Today’s prompt: This year, when did you feel the most integrated with your body? Did you have a moment where there wasn’t mind and body, but simply a cohesive YOU, alive and present? (Author: Patrick Reynolds)
Body integration? Say what?
This is a term I hadn’t heard before. The whole prompt feels like full frontal New Age mamby pambyism. The whole Reverb thing is pretty New Agey to start, but I thought this might be the point where I would have to become beautifully different and refuse to participate.
That’s not to say I don’t believe in Mind/Body/Spirit approaches to life. We need to value those connections if for nothing else than the rushes of dopamine when we experience something pleasant.

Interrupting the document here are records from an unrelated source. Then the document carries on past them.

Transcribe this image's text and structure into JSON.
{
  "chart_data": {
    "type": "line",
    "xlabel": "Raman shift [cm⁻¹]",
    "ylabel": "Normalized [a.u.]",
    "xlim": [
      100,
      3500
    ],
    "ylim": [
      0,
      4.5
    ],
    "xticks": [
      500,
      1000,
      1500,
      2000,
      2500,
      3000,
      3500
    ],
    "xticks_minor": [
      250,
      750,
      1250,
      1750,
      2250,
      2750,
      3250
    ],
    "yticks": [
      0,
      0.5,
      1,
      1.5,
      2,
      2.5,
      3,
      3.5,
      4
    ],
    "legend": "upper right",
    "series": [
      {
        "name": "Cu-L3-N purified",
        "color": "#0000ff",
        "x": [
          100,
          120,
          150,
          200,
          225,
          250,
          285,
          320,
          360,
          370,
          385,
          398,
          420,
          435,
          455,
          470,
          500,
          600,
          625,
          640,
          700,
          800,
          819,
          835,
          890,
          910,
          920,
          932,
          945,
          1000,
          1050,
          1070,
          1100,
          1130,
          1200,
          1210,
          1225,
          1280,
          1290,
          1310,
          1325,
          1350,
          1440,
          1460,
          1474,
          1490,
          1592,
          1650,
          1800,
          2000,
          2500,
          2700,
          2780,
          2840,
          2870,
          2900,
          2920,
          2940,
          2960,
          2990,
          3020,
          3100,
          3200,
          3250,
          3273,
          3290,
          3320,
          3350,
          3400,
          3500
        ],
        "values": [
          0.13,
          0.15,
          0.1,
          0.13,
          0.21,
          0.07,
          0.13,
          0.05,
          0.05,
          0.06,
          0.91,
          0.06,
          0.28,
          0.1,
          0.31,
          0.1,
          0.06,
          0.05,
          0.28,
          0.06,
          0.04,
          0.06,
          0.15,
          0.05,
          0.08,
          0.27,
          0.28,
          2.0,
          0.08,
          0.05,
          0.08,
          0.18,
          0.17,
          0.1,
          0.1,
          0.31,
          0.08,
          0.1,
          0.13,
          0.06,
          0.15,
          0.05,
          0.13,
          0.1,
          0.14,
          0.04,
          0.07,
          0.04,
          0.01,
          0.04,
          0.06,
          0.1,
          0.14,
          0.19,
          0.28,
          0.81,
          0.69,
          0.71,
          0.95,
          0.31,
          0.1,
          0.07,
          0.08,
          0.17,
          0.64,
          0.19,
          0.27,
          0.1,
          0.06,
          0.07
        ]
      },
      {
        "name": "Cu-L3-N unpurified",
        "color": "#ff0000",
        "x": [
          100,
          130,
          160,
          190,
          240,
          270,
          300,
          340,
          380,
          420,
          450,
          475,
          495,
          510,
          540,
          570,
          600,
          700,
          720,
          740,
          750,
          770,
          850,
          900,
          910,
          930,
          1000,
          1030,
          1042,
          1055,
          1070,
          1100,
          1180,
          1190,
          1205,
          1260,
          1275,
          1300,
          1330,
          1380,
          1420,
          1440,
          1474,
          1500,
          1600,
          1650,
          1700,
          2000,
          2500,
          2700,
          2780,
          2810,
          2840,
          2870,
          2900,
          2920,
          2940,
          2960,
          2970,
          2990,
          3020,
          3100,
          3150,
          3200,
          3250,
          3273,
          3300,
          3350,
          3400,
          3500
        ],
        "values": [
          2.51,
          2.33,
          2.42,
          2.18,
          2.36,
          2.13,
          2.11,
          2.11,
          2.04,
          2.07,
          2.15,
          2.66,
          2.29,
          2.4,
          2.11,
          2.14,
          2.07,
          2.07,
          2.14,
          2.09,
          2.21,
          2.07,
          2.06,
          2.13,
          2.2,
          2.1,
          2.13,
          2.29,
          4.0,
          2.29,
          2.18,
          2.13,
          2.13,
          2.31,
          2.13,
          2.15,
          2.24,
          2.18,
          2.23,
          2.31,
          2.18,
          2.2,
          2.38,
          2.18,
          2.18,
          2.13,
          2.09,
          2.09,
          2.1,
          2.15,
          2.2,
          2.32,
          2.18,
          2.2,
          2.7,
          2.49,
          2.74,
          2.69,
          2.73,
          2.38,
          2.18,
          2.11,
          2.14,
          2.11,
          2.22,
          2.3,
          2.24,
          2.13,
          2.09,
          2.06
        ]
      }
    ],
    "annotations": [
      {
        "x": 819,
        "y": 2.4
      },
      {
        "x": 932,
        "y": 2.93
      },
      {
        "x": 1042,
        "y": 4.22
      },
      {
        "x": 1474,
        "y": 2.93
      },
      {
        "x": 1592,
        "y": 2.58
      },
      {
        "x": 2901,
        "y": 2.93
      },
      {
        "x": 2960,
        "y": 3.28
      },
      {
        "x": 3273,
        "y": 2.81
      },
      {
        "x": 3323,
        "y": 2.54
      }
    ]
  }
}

I live with chronic pain, though. When I read this prompt asking me about times when my mind and body were totally one, I thought “during a back spasm or an asthma attack or a migraine.” Sometimes the body takes the mind hostage and won’t let it go. The best times for a person who has arthritis like I do are the times when the mind can wander off on its own without regard to what the body is dealing with. If we want to be New Agey about it, let’s call this detachment. If I can detach myself from pain, I can do what I need to do.
Maybe if I went to yoga class every day I could answer this question. Maybe then I would reach some sort of Nirvana of positive mind/body totality. But as for here and now and the real life I live? No. The last thing I want is to be one with this body. We’re barely on speaking terms, this body and I.